O título diz tudo: “San Pier Niceto, dois dias com Emilio Isgrò”, programado para amanhã e o dia depois de amanhã na Piazza Diaz (comece às 21h e 19h). Dois anos após a conferência de cidadania honorária, o artista conceitual, originalmente de Barcellona Pozzo di Gotto, retorna ao país na província de Messina, onde nasceram seus avós, como um sinal de gratidão por sua parte e de honra renovada pelo Tirreniano. O destaque do evento organizado pelo município será a apresentação do último livro de Isgrò (que também é escritor, poeta e dramaturgo, além de jornalista), publicado por Solferino e intitulado “I (não) portão. Minha vida incompreendida”.
Amanhã, o documentário “I Come Isgrò”, de Nunzio Gringeri (de Milazzo) e Riccardo Cinella, produzido em 2014 pelo Centro Experimental de Cinematografia – sede da Sicília, será exibido amanhã. A partir de Milão dos anos 60 a 70, o filme diz à evolução artística dos “cancelamentos”, uma técnica criativa que consegue ser uma visão crítica do mundo. O pequeno vídeo “A cidadania honorária de Emilio Isgrò” seguirá, feita há dois anos por Francesco Romagnolo para comemorar esse evento “histórico” que culminou com a chegada de um trabalho conceitual, que era o caminhão que continha apenas uma formiga: “o infinitamente grande e o infinito pequeno juntos”, para colocar com o artista. A noite será concluída do programa “Radichi di Cori”, caminho musical (e poético) de Alfio Patti, chamado Aedo de Etna.

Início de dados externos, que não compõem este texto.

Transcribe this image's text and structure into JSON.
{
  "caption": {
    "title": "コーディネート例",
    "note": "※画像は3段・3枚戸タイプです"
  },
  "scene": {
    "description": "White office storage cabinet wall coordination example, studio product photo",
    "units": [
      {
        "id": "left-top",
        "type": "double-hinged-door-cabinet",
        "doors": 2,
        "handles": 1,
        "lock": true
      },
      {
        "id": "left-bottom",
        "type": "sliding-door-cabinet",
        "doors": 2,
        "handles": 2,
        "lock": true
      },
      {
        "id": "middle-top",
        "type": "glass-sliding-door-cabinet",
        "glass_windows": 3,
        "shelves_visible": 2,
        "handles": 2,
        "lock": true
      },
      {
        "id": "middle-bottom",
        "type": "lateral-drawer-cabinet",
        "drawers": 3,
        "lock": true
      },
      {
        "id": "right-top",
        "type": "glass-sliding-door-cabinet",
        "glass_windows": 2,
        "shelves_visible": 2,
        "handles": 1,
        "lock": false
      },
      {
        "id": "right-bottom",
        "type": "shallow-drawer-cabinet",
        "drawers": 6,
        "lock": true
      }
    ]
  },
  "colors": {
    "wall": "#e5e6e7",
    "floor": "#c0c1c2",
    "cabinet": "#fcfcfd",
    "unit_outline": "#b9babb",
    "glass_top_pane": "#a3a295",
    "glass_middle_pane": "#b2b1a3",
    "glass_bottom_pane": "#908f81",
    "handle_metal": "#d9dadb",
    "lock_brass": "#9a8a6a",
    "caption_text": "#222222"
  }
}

Na sexta -feira, a reunião na praça será totalmente dedicada à apresentação do livro, com uma mesa redonda na qual eles dialogarão com Isgrò, a histórica da arte Valentina, certa, o superintendente da herança cultural e ambiental de Messina Orazio Micali e o professor e escritor Antonella Nuccio. As noites abrirão as saudações do prefeito Domenico Nastasi e do conselheiro de cultura Giuseppe Ruggeri, bem como o vice -vice -Galluzzo regional.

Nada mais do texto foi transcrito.